Abstract

Facial expression recognition (FER) is a crucial task for human-computer interaction and a multitude of multimedia applications that typically call for friendly, unobtrusive, ubiquitous, and even long-term monitoring. Achieving such a FER system meeting these multi-requirements faces critical challenges, mainly including the tiny irregular non-periodic deformation of emotion movements, high variability in facial positions and severe self-interference caused by users' own other behavior. In this work, we present UFace, a long-term, unobtrusive and reliable FER system for daily life using acoustic signals generated by a portable smartphone.
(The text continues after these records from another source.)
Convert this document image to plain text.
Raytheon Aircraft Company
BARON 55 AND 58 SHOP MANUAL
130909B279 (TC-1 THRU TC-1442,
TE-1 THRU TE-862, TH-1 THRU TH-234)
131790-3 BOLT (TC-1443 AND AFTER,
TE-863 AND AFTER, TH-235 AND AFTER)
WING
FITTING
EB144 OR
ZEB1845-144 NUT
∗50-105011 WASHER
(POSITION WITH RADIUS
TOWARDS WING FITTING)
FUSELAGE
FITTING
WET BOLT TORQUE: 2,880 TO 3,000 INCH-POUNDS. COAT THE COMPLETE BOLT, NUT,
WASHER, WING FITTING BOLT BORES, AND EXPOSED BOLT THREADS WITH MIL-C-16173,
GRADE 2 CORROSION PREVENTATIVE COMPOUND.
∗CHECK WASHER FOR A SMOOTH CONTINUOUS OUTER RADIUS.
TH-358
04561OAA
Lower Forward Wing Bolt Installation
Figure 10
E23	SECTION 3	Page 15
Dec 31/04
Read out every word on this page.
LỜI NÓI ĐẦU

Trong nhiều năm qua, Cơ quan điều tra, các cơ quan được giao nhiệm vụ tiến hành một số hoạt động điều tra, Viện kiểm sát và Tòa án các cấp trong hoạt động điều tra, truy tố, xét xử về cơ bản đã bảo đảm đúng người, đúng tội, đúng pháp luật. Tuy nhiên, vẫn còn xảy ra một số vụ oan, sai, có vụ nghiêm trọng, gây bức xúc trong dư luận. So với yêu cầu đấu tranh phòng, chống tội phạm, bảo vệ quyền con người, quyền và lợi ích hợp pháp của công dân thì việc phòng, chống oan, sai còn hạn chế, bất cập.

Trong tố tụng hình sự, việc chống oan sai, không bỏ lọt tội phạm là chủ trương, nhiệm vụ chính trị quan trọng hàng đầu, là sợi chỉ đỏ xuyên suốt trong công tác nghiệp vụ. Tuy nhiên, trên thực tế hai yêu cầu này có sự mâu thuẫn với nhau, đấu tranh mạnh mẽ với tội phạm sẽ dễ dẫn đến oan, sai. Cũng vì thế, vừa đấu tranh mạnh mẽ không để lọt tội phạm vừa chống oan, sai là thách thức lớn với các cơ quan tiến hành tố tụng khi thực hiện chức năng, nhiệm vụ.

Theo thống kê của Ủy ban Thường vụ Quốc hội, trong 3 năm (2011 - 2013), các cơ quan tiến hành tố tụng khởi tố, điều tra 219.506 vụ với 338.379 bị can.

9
We design an innovative network model with dual-stream input based on the attention mechanism, which can leverage distance-time profile features from various viewpoints to extract fine-grained emotion-related signal changes, thus enabling accurate identification of many kinds of expressions. Meanwhile, we propose effective mechanisms to deal with a series of interference issues during actual use. We implement UFace prototype with a daily-used smartphone and conduct extensive experiments in various real-world environments. The results demonstrate that UFace can successfully recognize 7 typical facial expressions with an average accuracy of 87.8% across 20 participants. Besides, the evaluation of different distances, angles, and interferences proves the great potential of the proposed system to be employed in practical scenarios.